On Have a Seat Rose lets her soulful voice be heard on a variety of subjects that matter most to her. The title track is a lament about how divided the country’s become and her desire to have everyone just sit down and hash it out. But Rose isn’t ready to take life lying down and the next number “Do It” is all about female empowerment and that being a people pleaser isn’t in her life’s job description.
The self-described Catholic school girl from Maryland also appears to be a big booster of the sisterhood of singers and frequently hosts some of her friends and fellow musicians on Salute the Songbirds. This podcast is categorized as Rose’s take on being an “independent artist in the male-dominated, often volatile, music industry.”
While Rose might have her beef with the patriarchs in power, she seems to have an easy rapport with many of her male co-stars. She was hand-selected by Christone “Kingfish Ingram” to be one of his support acts on the recent national “Juke Joint” tour. Rose appreciated the opportunity to “borrow his fan base” and expose her music to a broader audience in beautiful venues. She added that Ingram’s “musicianship is matched only by how kind he is.”
Rose comes across as the sort of person who bonds easily with her musical cohorts and blends in well with many popular “jam bands.” She loves the “improvisational nature” of these collaborations as “everyone works together to pull it off.” She added that she always appreciates festival goers “who are usually aware of the big names” and gives her the opportunity to bring “real music lovers into her orbit.”
Rose first honed her performance skills as a teenager with the “B Street Band.” This Springsteen inspired cover band played on the Jersey Shore where Rose hit all the right notes and watched as the band got grown up men to dance wildly to the Boss’s music. Rose credits the members of the “B Street Band” for being the first to believe in her.
Rose said that being with the “B Street Band” took her from simply being a good singer to “realizing the power of performance.” Her current touring schedule certainly points to her rapport with live audiences. After being singled out as a “can’t miss” at Bonnaroo in 2018, Rose returns there in June followed by several other festivals including the inaugural Sacred Rose Festival to be held in Chicago at the end of August.
Rose also recently played at Country Thunder in Arizona. She appreciated the opportunity to “cast a wider net” and said that although it was ‘on the fringes of what I’m typically doing,” she was happy to perform for country music lovers who usually get their playlists force-fed to them by industry honchos who have the power to determine what runs on country radio.
She added that country radio is often the “litmus test” of whether an artist will have success in commercial country music. Rose noted that the Grand Ole Opry is trying to be “involved and sustainable” and have booked several artists like herself who’ve resonated with Grand Ole Opry fans but are not being showcased on country radio. She added that these stations “have not focused on all the things that make Nashville so great.”

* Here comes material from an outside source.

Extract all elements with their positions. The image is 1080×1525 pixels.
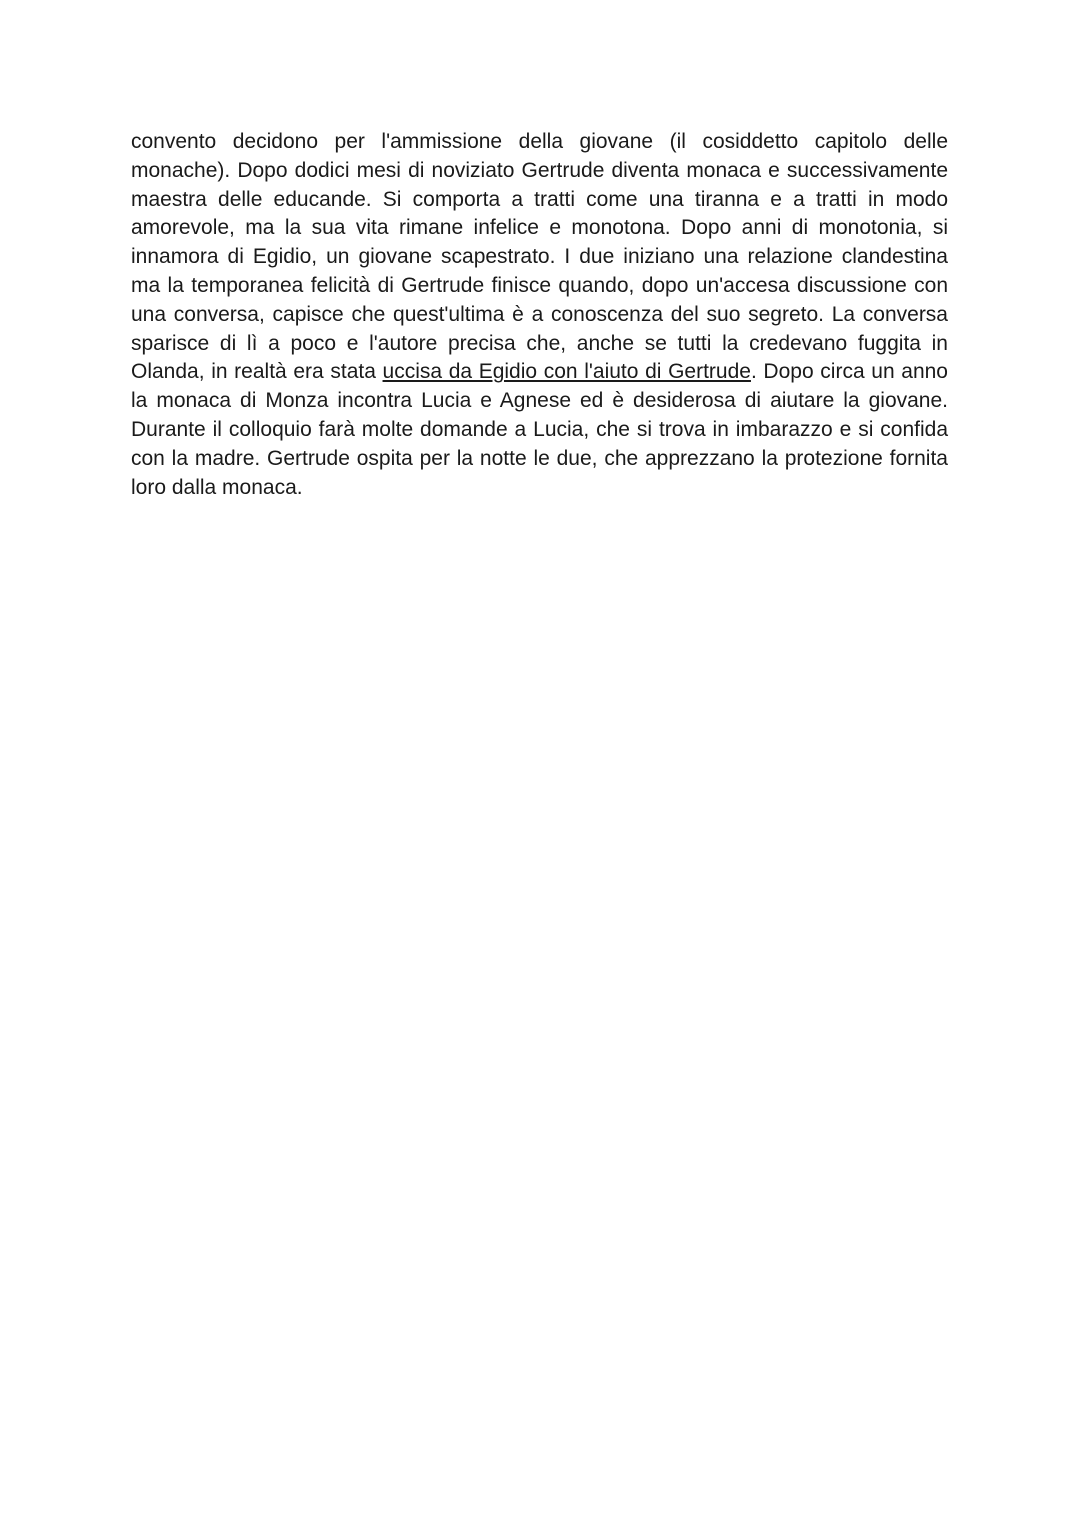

When Covid-19 hit in 2020, Rose had the opportunity to focus on utilizing social media in a more positive manner. She said that pre-Covid she would go online to talk about upcoming shows or even what she was wearing that night. But during the lockdown, she said that she “started letting people into my daily life.” This included discussions on how folks were really feeling as well as a weekly Friday livestream show so “people could have some semblance of a routine back in their life.”
The lockdown also gave Rose the chance to reach out and connect with musicians she admired, which included artists on her podcast. She added that “this was one residual of the pandemic that I’m happy about.”
Flash forward to the 2022, and Rose is back to touring and appearing on various shows including the upcoming Austin City Limits. She appreciates all the accolades coming her way because “I am enjoying myself so much” since she has given herself the green light to do it her own way.
Rose added that, “I’ve arrived at a place where it’s just easier to follow my gut and intuition” and she is grateful to have her band and management team behind her because she believes that this will help prolong her career. As Rose continues to expand her musical boundaries and reach new audiences, her longtime fans and new devotees couldn’t be happier.